Darin stand Aiko, sein Sohn.

"Vater? Was macht ihr da?" fragte er grinsend und kam zu uns. Sein Schuppenschwanz war, im Vergleich zu dem des Königs, ziemlich kurz und dünn, aber dennoch schnalzte er mir ins Gesicht.
Genervt drehte ich mich weg und rieb mir über die Wange, während ich das Gespräch der beiden hinter mir mithörte.
"Was ist das?" "Eine Akte." "Von wem? Ich will sehen, gib sie mir." murmelte der Prinz und schnappte seinem Vater die Akte aus der Hand.
Bevor einer von uns sie ihm wieder wegnehmen konnte, hatte er sie schon aufgeschlagen und die ersten Wörter gelesen.
"Adjar Katritsch. Fünffacher Dämonenmord, schwere Körperverletzung... und versuchter Mord eines adeligen Volblutdämons? Is ja geil." staunte er und ich entriss ihm die Akte.
"Bitte, stecken Sie Ihre Nase nicht in private Angelegenheiten." "Aber ich hab euch doch gehört. Dieser Adjar hätte mein neuer Bodyguard sein sollen, oder?"
Geschockt starrte ich ihn an, während König Sinon sich genervt über die Stirn rieb.
"Aiko, ich hab dir gesagt, du sollst nicht im Schloss herumlungern und alles mitanhören, was für deine Ohren nicht bestimmt ist." knurrte er seinen Sohn dämonisch an und ich seufzte.
"Ich will ihn sehen." war alles, was dieser zu sagen hatte.
"Was?" "Na Adjar. Ich will ihn sehen.

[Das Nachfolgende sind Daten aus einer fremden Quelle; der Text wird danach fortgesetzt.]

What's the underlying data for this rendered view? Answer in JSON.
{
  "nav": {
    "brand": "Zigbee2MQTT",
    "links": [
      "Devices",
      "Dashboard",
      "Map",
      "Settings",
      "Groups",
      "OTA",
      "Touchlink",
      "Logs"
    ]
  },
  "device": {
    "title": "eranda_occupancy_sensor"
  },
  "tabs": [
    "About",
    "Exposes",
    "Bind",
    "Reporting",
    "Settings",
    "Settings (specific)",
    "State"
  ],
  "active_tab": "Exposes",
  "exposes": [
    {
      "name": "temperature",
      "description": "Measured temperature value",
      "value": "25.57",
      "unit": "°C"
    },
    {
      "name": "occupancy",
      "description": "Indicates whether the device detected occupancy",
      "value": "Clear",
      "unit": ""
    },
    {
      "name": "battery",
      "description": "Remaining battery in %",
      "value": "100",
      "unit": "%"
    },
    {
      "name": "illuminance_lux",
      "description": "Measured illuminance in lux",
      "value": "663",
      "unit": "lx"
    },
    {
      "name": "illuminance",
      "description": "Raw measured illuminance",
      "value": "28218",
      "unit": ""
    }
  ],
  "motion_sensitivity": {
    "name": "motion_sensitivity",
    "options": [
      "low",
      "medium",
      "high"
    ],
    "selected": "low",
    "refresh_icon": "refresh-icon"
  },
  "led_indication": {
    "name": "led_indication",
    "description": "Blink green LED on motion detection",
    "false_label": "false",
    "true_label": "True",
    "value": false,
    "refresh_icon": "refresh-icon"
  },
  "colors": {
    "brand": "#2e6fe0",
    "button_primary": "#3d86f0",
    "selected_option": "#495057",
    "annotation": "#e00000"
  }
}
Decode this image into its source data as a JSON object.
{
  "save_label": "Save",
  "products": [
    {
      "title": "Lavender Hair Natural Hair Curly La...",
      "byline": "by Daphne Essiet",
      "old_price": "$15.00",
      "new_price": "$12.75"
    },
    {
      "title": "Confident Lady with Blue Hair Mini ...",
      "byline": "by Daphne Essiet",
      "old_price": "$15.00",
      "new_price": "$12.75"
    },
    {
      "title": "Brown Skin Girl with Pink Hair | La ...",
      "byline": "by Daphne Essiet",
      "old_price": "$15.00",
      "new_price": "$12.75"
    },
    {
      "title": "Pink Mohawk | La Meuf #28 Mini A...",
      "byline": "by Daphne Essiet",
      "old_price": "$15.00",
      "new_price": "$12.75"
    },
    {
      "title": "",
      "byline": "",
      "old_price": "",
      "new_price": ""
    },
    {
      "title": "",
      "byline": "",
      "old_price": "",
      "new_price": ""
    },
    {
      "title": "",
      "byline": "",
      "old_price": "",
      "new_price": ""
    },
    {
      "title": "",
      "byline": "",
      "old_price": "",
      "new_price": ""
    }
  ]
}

Villeicht gefällt er mir ja und ich ernenne ihn einfach selber zu meinem Bodyguard. Bin gespannt, wie lange er durchhält." grinste der Prinz und wir wollten ihm wiedersprechen, aber er kam uns zuvor.
"Wie wärs... morgen Abend im Königssaal. Bringt ihn dort hin, seht ihn euch an und diskutiert das aus. Ich seh ihn mir nebenbei an. Vielleicht ist da ja was dran."

Wiederwillig stimmten wir beide zu und der freche Prinz war genauso schnell wieder verschwunden, wie er gekommen war.
Sinon, der König, wandte sich seufzend an mich und schüttelte den Kopf.
"Barthiwall, was mach ich nur mit dem Jungen?..."

.
Am nächsten Tag saß ich gerade mit den anderen Schlossdienern beim Mittagessen und hörte ein paar Diskussionen mit, bis ich mich einfach zur Seite drehte und Kenji, eine Königsgarde etwas fragte.
"Kenji, du weißt ja schon von dem Bodyguard-Drama mit dem Prinzen, oder?" Darauf nickte er.
"Heute Abend soll der Gefangene vorgestellt werden und wenn er dem Prinzen gefällt dann weiß ich nicht, ob ich dem trauen kann. I-ich meine, das ist ein gefangener Dämonenmörder... wieso musste er sich unbedingt den Gefährlichen aussuchen?" murrte ich verzweifelt und stützte den Kopf in die Hände.
"Ach, komm schon. Das wird schon gut gehen. Immerhin sind auch die Wachen anwesend und ich bin sicher, dass er nicht einfach so hineingebracht wird. Ohne Fesseln darf er sowieso nicht einmal aus seiner Zelle, was ich gehört habe." meinte er und strich mir über den Rücken. "Naja, einen Versuch ist es ja wert, oder?" stimmte eine andere Wache, uns gegenüber mit ein.
"Du hast natürlich recht, es ist gefährlich, aber was sind die Aussichten? Es gibt keine freiwilligen Kandidaten mehr und bald wird etwas passieren müssen."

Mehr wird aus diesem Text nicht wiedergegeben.